North Carolina hunter-safety teams sweep national championships
Gray Stone Day, Park Ridge Christian win senior, junior titles
|Gray Stone Day School|
Gray Stone Day School's hunter-education shooting team won the national Youth Hunter Education Challenge in New Mexico.
North Carolina teams captured first place honors in junior and senior divisions at the 27th annual International Youth Hunter Education Challenge, a demanding, week-long shooting and outdoors skills competition in Raton, N.M., sponsored by the National Rifle Association.
Gray Stone Day School of Misenheimer, N.C., took first place in senior standings, while Park Ridge Christian School of Albemarle, took first place in the junior standings.
Hunter Efird of Gray Stone Day School, was the senior individual overall winner, and Lea Efird, also of Gray Stone Day, was third in the overall standings.
In the junior standings, Skyler Efird of Park Ridge was second overall, and Dylan Horn of Forbush Middle School was third.
Gray Stone finished first as a team in archery, trap shooting, .22 rifle shooting, orienteering, hunter responsibility test and wildlife identification, and second in muzzleloader and on the hunter safety trail.
Park Ridge was first as a team in .22 rifle, trap and wildlife identification and second in muzzleloader and third on the hunter-safety trail.
Gray Stone and Park Ridge had previously won the 2013 Youth Hunter Education Skills Tournament sponsored by the N.C. Wildlife Resources Commission in April at Millstone 4-H Center in Richmond County.
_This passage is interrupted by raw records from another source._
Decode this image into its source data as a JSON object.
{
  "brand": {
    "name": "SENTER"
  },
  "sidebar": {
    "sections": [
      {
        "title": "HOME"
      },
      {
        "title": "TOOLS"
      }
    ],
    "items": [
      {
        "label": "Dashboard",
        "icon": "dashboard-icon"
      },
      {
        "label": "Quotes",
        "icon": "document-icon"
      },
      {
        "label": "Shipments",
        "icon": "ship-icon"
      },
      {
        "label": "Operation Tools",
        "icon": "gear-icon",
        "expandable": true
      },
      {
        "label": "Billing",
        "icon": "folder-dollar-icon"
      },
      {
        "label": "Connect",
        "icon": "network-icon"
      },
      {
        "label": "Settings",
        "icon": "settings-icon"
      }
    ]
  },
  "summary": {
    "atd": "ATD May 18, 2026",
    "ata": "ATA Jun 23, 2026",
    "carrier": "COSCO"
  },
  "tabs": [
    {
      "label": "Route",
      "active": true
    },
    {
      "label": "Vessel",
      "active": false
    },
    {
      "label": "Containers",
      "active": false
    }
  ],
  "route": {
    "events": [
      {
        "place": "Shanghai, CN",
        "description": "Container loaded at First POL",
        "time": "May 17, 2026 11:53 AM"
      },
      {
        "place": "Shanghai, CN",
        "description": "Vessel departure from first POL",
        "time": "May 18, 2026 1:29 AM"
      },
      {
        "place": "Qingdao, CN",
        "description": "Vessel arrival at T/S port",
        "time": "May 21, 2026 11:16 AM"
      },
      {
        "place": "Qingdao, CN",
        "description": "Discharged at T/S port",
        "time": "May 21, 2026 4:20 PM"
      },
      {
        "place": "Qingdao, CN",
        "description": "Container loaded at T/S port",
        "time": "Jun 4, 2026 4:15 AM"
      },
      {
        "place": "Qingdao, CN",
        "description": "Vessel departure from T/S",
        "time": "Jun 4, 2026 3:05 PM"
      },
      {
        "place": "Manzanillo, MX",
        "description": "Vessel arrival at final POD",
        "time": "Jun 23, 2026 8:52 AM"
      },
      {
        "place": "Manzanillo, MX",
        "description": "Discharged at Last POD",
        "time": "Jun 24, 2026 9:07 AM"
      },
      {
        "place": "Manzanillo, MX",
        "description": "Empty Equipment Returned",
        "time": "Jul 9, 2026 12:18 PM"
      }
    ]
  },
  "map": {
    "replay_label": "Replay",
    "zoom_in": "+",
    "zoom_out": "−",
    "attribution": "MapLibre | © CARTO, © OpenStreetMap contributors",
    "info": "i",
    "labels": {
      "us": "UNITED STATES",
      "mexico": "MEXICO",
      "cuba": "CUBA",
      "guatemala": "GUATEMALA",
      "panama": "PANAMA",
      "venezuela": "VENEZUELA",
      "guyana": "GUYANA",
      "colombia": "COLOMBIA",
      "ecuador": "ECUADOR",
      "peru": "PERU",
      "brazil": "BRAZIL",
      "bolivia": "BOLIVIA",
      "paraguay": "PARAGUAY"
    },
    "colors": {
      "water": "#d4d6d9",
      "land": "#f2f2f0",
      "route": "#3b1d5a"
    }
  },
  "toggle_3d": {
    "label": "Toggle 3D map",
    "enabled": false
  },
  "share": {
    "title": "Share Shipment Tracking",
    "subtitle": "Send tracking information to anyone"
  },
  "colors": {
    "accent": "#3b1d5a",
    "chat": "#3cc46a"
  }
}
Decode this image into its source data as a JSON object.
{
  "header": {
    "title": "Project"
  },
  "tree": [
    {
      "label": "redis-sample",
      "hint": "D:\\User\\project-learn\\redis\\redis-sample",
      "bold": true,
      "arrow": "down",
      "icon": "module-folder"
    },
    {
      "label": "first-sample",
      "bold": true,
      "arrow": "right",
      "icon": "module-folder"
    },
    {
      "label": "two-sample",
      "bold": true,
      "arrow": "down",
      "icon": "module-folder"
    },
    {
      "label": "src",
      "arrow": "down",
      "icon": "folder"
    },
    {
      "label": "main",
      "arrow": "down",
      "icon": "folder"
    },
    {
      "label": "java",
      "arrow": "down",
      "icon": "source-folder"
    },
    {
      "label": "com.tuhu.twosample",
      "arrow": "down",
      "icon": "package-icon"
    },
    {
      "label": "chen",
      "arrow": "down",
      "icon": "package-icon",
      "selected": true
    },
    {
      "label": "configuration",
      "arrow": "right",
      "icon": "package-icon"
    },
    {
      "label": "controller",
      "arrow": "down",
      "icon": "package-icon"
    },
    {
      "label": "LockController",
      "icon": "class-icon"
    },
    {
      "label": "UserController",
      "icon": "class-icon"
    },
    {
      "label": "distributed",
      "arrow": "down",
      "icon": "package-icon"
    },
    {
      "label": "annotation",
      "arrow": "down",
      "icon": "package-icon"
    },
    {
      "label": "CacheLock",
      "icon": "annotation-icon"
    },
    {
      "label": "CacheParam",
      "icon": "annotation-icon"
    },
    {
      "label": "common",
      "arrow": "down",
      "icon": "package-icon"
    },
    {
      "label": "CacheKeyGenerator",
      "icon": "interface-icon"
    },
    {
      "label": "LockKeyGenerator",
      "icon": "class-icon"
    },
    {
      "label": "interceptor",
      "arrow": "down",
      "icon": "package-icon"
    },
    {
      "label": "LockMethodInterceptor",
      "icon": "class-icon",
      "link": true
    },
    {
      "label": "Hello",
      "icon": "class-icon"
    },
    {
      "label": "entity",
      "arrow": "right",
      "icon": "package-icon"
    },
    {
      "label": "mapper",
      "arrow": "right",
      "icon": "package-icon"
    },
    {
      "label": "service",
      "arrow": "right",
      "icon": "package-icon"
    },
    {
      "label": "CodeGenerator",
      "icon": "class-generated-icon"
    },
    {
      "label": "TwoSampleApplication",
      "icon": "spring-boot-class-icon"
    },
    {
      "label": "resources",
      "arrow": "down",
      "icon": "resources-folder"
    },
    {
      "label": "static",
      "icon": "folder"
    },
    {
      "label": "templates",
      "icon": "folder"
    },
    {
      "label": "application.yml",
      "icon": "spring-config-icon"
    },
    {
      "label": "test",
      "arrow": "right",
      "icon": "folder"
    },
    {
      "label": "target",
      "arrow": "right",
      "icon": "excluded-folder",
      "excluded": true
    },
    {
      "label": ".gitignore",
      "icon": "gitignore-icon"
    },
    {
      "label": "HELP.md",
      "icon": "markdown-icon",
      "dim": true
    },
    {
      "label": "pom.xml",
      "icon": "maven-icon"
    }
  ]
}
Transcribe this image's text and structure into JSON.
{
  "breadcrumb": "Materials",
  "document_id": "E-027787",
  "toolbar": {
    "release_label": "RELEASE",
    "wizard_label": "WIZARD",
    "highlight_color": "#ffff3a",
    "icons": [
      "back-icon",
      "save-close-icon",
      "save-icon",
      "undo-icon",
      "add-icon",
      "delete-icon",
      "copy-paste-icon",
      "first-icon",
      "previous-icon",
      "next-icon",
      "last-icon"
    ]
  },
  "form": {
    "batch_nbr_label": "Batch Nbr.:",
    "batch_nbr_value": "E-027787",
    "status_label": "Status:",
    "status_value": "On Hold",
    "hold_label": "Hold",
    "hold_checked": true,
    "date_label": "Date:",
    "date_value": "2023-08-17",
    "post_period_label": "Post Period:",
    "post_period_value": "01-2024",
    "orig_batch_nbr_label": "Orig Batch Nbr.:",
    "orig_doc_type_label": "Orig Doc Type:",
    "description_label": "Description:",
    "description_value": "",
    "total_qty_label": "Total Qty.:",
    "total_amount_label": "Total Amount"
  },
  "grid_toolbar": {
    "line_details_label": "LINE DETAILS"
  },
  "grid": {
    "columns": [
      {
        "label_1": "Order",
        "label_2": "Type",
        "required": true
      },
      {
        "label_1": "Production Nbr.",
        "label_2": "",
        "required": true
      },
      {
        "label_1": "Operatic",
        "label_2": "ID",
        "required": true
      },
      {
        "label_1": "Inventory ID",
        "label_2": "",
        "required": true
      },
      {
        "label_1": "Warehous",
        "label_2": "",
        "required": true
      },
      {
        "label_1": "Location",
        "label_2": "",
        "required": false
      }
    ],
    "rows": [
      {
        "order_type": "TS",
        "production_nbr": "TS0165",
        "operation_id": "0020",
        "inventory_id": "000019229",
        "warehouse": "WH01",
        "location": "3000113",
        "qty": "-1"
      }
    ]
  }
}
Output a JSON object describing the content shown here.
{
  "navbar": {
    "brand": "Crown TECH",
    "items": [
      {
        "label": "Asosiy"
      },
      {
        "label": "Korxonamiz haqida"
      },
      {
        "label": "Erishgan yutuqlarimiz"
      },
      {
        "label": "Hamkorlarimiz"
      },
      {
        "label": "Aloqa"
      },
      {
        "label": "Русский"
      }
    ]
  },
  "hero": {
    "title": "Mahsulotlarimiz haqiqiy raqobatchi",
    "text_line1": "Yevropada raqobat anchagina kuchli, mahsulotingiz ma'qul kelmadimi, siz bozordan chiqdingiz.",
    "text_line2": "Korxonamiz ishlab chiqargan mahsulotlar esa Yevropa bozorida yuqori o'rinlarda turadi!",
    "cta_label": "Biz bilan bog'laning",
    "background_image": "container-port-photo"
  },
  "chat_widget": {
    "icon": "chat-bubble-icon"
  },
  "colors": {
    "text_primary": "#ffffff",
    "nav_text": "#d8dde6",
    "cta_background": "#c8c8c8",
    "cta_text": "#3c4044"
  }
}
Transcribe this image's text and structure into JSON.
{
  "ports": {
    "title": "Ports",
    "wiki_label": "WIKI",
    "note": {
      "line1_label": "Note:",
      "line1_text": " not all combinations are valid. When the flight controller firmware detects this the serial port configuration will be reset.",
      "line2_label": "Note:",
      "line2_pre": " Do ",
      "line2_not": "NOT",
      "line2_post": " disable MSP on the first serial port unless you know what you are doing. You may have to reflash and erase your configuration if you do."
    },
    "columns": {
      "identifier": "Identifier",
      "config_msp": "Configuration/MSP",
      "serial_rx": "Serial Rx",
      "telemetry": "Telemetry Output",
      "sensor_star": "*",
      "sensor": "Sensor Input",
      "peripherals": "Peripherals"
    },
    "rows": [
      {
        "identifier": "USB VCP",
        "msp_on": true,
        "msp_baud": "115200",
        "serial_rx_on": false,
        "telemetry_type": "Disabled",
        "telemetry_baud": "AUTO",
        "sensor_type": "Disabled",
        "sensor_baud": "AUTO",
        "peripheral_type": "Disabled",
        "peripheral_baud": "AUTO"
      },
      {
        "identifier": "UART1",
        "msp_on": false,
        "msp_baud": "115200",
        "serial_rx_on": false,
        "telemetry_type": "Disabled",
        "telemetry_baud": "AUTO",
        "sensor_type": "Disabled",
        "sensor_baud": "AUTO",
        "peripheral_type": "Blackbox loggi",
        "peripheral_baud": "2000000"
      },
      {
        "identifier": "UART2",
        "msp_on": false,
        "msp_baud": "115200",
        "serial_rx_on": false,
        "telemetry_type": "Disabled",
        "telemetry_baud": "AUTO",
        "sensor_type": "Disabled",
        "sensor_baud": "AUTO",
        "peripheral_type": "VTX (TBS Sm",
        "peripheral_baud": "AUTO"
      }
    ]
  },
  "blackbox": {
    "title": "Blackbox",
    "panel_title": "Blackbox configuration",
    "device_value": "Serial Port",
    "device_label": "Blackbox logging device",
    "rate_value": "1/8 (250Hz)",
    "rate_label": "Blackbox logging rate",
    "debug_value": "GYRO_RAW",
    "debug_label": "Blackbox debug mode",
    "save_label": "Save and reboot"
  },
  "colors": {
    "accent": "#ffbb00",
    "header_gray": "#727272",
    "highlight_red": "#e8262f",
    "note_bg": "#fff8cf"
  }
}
Teams and individuals qualify for YHEC through the Commission’s district and state events.
YHEC competition is held in .22-caliber rifle and muzzleloader at knock-down targets, shotgun on a sporting clays course and archery at 3-D game targets. Non-shooting competition consists of orienteering, wildlife identification, hunter responsibility and ethics exam, and a hunter safety trail test.
Nearly 400 competitors, coaches and parents attended this year’s event. Some 50,000 young people take part in similar youth events across the United States and Canada annually.
“We have to acknowledge and thank the schools and school systems that recognize the value of such activity and encourage participation,” said Travis Casper, Hunter Education Program coordinator with the N.C. Wildlife Resources Commission. “These young people are going to maintain the relevancy of our conservation heritage for years to come.”